PRQL / prql

PRQL is a modern language for transforming data — a simple, powerful, pipelined SQL replacement
https://prql-lang.org
Apache License 2.0
9.99k stars 219 forks source link

BigQuery integration tests #872

Open max-sixty opened 2 years ago

max-sixty commented 2 years ago

It would be great to have BQ integration tests, given how great BigQuery is, and some of the issues we're facing, like the https://github.com/prql/prql/issues/852 saga

Some questions to consider:

I used to work with @tswast on some BigQuery open-source work, and he built a lot of infra like this for the python data ecosystem. If he has any insight here that would be awesome (but no stress if you don't see this / don't have the capacity to respond, thank you!)

tswast commented 2 years ago

I guess we need an auth token to do actual queries? I'm fine if there's some cost associated with the queries in CI; it would be great if it's easy to set up for people locally, probably using their own account. IIUC BQ has a decent amount of free quota per account.

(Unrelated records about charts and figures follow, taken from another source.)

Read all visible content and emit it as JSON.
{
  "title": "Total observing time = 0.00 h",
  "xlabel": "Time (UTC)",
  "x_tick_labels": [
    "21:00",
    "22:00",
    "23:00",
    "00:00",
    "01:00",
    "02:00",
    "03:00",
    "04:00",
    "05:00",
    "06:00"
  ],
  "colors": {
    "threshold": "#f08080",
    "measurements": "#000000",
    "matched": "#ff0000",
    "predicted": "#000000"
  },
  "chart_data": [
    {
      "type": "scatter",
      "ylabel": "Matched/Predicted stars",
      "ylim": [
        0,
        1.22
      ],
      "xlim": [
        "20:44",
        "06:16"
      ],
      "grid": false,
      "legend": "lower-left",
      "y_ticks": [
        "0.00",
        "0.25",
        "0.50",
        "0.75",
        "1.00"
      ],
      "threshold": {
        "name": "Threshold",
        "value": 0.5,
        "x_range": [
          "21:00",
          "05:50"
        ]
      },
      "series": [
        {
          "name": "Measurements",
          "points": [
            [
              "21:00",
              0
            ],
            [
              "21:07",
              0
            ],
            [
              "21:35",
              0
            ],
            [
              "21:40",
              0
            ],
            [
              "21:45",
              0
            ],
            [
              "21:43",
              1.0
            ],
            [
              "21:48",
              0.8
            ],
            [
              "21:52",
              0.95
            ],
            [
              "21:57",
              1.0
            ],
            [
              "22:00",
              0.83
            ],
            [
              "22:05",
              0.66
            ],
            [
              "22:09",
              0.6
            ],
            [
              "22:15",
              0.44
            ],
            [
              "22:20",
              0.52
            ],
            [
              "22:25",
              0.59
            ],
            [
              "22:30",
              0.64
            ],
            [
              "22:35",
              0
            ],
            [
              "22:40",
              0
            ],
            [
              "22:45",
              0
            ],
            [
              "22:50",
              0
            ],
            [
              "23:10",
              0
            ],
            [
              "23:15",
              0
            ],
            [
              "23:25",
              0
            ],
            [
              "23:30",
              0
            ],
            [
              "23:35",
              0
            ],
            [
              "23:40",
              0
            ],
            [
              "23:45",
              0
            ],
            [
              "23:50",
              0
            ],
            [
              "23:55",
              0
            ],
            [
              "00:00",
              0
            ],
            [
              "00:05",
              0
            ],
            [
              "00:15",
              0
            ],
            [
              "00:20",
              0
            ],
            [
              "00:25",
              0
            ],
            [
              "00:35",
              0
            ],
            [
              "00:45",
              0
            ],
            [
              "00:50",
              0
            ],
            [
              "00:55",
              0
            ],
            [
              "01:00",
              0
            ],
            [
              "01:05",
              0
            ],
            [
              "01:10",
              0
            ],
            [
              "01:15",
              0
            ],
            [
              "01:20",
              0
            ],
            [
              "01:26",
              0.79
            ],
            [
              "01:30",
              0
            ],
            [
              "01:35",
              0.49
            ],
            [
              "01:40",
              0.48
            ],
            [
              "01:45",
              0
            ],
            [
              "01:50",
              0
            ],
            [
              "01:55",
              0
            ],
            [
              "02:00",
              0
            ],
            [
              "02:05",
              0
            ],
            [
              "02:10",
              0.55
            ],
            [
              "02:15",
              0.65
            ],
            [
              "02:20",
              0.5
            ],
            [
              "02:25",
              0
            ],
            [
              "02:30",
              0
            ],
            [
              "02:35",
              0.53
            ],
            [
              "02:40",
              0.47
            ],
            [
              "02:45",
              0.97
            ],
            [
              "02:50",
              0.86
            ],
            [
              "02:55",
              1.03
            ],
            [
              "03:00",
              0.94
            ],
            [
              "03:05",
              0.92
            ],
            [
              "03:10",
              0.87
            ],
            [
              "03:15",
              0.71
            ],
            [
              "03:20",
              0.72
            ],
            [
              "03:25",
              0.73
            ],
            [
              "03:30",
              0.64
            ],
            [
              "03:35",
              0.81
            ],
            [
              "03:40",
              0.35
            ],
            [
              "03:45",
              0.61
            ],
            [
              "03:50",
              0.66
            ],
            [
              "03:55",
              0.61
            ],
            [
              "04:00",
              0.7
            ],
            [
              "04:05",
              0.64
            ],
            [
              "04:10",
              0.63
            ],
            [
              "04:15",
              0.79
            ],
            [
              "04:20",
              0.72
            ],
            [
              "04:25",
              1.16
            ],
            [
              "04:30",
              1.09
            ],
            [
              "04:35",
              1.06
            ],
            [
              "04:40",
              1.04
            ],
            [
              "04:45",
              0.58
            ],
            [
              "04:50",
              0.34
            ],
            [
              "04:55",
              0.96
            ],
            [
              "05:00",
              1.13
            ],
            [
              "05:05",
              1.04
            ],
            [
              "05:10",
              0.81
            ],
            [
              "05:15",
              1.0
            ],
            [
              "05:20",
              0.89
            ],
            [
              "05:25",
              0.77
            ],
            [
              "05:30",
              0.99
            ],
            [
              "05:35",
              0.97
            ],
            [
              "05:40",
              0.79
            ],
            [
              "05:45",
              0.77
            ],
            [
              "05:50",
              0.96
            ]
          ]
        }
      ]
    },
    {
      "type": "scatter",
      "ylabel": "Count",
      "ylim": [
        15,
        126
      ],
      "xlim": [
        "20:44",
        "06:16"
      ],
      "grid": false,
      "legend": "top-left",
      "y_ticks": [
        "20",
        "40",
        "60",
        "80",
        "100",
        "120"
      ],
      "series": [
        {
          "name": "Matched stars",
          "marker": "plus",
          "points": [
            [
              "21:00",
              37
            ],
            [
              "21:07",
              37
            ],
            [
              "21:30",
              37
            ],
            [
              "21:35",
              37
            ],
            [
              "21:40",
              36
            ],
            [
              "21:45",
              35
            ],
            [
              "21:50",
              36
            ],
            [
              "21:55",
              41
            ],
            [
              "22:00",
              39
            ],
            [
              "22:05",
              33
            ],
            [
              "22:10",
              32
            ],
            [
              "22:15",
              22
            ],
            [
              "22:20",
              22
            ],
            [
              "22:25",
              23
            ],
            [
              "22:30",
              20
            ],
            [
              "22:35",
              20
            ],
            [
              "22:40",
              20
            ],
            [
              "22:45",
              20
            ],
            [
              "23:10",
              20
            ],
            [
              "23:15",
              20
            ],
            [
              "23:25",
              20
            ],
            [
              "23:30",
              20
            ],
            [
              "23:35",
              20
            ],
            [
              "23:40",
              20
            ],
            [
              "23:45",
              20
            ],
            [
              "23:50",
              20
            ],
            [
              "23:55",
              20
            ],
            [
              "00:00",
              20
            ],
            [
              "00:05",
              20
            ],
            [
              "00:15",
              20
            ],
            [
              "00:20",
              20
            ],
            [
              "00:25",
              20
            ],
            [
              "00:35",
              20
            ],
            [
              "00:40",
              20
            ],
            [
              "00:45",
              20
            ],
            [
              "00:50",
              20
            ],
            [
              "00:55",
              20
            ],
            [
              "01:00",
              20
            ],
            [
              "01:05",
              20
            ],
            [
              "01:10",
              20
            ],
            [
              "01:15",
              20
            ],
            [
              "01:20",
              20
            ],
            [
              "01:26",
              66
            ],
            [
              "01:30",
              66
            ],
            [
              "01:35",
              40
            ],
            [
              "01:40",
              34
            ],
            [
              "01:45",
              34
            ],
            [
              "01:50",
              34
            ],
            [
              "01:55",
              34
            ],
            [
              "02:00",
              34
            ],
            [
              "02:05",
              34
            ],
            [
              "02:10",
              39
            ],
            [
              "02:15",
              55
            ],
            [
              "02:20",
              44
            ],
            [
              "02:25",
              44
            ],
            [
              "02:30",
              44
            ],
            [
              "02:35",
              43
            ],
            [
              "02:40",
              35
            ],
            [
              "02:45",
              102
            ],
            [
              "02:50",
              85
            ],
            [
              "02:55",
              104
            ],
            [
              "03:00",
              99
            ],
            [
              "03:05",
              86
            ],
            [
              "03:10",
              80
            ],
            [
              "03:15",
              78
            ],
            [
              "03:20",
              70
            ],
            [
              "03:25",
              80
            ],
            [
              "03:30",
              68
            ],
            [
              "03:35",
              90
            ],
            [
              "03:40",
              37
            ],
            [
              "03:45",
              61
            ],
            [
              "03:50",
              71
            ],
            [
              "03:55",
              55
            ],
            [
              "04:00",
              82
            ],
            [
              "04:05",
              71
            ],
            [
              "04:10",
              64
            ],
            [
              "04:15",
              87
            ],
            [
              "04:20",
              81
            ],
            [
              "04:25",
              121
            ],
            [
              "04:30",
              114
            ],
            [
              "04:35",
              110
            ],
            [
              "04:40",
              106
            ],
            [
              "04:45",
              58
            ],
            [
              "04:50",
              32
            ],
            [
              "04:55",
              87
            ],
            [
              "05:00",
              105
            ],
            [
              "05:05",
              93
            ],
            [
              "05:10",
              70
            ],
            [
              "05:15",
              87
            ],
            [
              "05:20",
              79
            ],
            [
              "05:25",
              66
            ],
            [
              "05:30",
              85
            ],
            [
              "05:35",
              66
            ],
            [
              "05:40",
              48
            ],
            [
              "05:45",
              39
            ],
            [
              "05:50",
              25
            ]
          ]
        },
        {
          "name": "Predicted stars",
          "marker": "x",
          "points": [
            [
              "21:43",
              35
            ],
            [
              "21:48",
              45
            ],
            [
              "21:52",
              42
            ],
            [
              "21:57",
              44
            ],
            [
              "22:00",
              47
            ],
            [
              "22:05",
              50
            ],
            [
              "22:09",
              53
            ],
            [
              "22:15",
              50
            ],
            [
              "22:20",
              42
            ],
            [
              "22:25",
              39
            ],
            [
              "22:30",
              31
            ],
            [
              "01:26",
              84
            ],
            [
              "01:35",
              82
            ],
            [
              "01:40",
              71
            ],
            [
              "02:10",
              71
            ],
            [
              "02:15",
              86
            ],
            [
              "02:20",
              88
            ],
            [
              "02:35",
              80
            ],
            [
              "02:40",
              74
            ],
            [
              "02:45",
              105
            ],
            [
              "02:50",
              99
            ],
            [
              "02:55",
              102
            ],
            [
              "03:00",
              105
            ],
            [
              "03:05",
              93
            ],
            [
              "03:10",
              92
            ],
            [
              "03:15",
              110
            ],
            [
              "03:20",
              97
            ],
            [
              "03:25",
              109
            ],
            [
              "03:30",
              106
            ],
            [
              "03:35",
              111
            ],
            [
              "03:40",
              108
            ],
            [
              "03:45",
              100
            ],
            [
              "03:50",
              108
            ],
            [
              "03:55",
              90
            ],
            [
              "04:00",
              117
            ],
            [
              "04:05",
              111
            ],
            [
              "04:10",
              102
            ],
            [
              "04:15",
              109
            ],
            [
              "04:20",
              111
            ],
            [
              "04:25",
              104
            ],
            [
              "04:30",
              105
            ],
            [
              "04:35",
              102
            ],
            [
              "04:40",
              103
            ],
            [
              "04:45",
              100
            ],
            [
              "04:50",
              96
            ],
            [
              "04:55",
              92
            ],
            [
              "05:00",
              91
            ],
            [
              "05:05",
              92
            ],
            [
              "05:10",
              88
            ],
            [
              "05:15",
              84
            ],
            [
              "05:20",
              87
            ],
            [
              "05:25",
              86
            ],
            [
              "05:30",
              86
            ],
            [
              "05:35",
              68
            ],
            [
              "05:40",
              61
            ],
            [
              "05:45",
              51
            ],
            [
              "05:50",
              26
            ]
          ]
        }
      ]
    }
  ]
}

Yes, you'll need a GCP account. Thankfully, there is a free tier, so you might even be able to get away with just using that without creating a billing account. https://cloud.google.com/bigquery/docs/sandbox

Not sure what service you are using for CI/CD, but you might be able to avoid creating a key file by using Workload Identity Federation. See this project for GCP auth on GitHub Actions: https://github.com/google-github-actions/auth#setup

For local auth, you should be able to use gcloud auth application-default login https://cloud.google.com/sdk/gcloud/reference/auth/application-default/login though I'm not sure on the support for this. Alternatively, you could try and replicate some of the logic from https://github.com/pydata/pydata-google-auth for working with user credentials.

What's the best way of using BQ from rust? It's very easy from python. We could have the test suite in python if needed, but it would be better to keep in a single crate.

I recommend checking out https://github.com/mozilla-services/google-cloud-rust, which Google and Mozilla built in partnership. Unfortunately, it's unlikely that an autogenerated client for BigQuery will be particularly useful for running queries on its own (if at all possible, since the core API is REST not gRPC), but there is an open issue at https://github.com/mozilla-services/google-cloud-rust/issues/25 which could be contributed to.

max-sixty commented 2 years ago

Awesome, thanks a lot @tswast ! I'll check those out. Sounds like starting off with python integration tests may be an easier initial path for the moment.